In the meantime, he received a call from his friend, confirming autocratic Prime Minister Sheikh Hasina had fled the country in the face of the massive student-people uprising.
Immediately, Tahmid left his half-eaten lunch and rushed to join the victory procession.
“I have to join the victory procession. Keep the rest of my rice, I will eat after returning from the procession,” he told his mother while stepping out of the house for the celebration.
That plate of rice, with mashed potatoes, red spinach, and spiced lentils, had remained untouched, but Tahmid never returned to complete the meal.
When his mother, Tanjil, tried to stop him from going outside, Tahmid assured his mother: “I will return soon.”
But the tragedy was, an hour later, his mother received news that he had been shot. His fellow protesters carried him from hospital to hospital in search of treatment, wasting crucial time.
“If my son had received timely medical treatment, he could have survived. He died of excessive bleeding,” Tahmid’s grief-stricken mother said tearfully.
Tahmid’s grieving mother, Tanjil, burst into tears while recalling the memories of her son in an interview with BSS at their residence at Senpara in the city’s Mirpur area. His father, Abul Hossain — a scorer for the Bangladesh Cricket Board — died of a cardiac arrest in 2020 during the COVID-19 pandemic.
On that fateful day, she said, Tahmid was shot in the chest when police and Awami League activists attacked on the victory procession in Mirpur-2 after the downfall of Sheikh Hasina-led fascist government.

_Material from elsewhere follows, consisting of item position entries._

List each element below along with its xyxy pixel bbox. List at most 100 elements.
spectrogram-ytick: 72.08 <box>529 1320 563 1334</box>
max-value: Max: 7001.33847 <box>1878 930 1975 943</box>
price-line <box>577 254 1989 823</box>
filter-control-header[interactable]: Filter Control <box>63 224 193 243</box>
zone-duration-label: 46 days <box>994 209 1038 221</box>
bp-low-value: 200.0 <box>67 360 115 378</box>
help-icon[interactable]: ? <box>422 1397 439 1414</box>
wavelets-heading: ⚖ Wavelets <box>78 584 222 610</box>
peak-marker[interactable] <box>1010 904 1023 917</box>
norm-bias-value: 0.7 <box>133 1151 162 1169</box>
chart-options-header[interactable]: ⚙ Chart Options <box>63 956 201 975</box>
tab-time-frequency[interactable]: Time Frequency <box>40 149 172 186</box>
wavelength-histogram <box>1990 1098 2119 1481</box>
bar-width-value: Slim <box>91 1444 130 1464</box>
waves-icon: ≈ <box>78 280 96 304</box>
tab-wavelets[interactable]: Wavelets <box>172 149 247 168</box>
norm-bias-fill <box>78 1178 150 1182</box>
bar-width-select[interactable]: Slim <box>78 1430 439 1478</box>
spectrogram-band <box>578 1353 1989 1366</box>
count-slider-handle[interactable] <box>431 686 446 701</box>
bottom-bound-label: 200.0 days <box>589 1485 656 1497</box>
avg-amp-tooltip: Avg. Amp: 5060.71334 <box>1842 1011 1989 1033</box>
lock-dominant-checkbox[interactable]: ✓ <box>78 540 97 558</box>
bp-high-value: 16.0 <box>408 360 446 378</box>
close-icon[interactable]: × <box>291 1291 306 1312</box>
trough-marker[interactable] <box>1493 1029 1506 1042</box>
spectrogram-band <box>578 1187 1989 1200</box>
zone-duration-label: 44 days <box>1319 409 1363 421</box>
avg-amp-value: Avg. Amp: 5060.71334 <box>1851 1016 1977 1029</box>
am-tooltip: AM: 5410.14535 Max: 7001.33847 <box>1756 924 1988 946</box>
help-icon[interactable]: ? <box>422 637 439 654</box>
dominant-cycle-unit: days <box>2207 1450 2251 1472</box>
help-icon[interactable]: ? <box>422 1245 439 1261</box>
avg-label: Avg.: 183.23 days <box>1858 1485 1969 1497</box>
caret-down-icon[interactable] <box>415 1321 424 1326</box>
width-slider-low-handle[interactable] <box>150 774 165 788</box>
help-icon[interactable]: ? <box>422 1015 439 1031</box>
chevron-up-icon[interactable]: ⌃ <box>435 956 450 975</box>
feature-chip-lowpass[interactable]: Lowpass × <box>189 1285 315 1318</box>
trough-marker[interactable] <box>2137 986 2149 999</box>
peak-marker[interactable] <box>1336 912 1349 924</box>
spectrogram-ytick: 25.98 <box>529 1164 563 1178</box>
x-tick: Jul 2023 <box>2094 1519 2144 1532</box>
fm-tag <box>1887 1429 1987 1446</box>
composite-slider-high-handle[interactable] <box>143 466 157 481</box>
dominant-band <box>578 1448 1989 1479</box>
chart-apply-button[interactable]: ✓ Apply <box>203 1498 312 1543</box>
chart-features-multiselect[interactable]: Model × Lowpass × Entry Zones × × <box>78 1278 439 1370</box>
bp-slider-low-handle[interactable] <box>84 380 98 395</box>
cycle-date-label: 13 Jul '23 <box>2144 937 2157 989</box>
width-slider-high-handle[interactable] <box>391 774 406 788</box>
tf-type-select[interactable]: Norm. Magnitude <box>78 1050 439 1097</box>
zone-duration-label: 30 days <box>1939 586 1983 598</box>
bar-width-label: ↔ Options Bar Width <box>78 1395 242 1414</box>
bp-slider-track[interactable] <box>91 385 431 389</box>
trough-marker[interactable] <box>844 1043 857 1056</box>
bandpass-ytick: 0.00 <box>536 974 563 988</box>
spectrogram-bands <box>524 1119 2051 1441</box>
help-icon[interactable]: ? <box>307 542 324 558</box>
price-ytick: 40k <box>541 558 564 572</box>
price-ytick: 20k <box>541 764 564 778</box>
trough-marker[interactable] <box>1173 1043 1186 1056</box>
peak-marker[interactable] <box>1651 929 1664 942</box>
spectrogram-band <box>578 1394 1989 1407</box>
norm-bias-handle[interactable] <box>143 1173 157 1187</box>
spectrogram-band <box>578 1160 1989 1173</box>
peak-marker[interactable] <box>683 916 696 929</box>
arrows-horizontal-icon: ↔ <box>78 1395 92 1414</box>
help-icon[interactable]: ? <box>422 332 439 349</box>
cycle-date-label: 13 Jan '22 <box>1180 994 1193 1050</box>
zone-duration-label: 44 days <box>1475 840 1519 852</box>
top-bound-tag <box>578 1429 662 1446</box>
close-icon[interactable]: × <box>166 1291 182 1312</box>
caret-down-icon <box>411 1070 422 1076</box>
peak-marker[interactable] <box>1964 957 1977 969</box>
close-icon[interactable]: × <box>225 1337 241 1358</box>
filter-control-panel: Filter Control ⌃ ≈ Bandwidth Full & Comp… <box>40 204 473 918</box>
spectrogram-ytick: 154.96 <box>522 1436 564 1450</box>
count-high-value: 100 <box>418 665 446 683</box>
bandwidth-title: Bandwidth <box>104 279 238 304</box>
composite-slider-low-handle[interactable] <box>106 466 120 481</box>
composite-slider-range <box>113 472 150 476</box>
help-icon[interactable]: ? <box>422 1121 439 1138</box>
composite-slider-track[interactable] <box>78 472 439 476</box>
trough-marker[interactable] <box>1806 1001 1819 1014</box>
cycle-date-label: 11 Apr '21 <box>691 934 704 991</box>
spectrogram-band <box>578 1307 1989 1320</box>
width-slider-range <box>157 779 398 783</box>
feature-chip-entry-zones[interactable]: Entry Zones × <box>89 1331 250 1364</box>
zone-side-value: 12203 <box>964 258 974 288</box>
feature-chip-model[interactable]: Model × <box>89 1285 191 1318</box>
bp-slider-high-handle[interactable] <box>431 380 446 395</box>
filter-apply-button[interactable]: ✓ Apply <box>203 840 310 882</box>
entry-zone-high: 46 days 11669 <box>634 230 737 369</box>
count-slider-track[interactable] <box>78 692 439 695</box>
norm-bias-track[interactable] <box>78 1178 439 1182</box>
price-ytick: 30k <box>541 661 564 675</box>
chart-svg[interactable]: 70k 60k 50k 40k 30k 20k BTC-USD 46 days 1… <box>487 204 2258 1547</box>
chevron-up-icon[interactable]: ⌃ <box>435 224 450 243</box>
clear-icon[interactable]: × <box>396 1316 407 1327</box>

However, he breathed his last on August 10 while undergoing treatment at Dhaka Medical College Hospital’s ICU. Tahmid was laid to eternal rest at the Mirpur Martyred Intellectuals’ Graveyard.
According to eyewitnesses, when firing erupted in the Mirpur-2 area, Tahmid sat beside a utility pole. But when he stood up, thinking the danger had passed, he was struck by two bullets.
Referring to doctors, his mother said Tahmid’s lungs were punctured in three places. Of the two bullets that hit him, one passed through his lung while the other lodged inside.
Tanjil recalled that during the anti-discrimination student movement, he often urged his mother to join the protests. When his mother refused to join the protest, he would scold her.
“You never protest against injustice. You don’t even let me,” Tanjil recalled as her son once told her.
The day before his fatal injury, Tahmid had already been hurt by shotgun pellets in his leg during the protest on August 4. But his mother discovered the matter the next morning when he was writhing in pain after waking up from sleep.
Later, Tanjil came to know that the pellets were removed at a nearby clinic.
While visiting their modest single-story home in Senpara in Mirpur, this correspondent observed Tahmid’s mother now lives with her two daughters Fatema Tasnim (15) and Khadija Nusrat (9), both madrasa students. The family survives on rent from five rooms in the compound.
Tahmid, the eldest among his three siblings, had only completed his third semester at BUBT. He was his mother’s only hope.
“My son wanted to carry our family forward. He used to say, ‘I’ll take care of you and my sisters when I graduate.’ After his father died, he took on that responsibility,” Tanjil recounted with heavy grief.
Hajera Chowdhury, a neighbor, remembered Tahmid fondly. “He was always smiling. Just like his father — he’d grin before answering any question,” she recalled.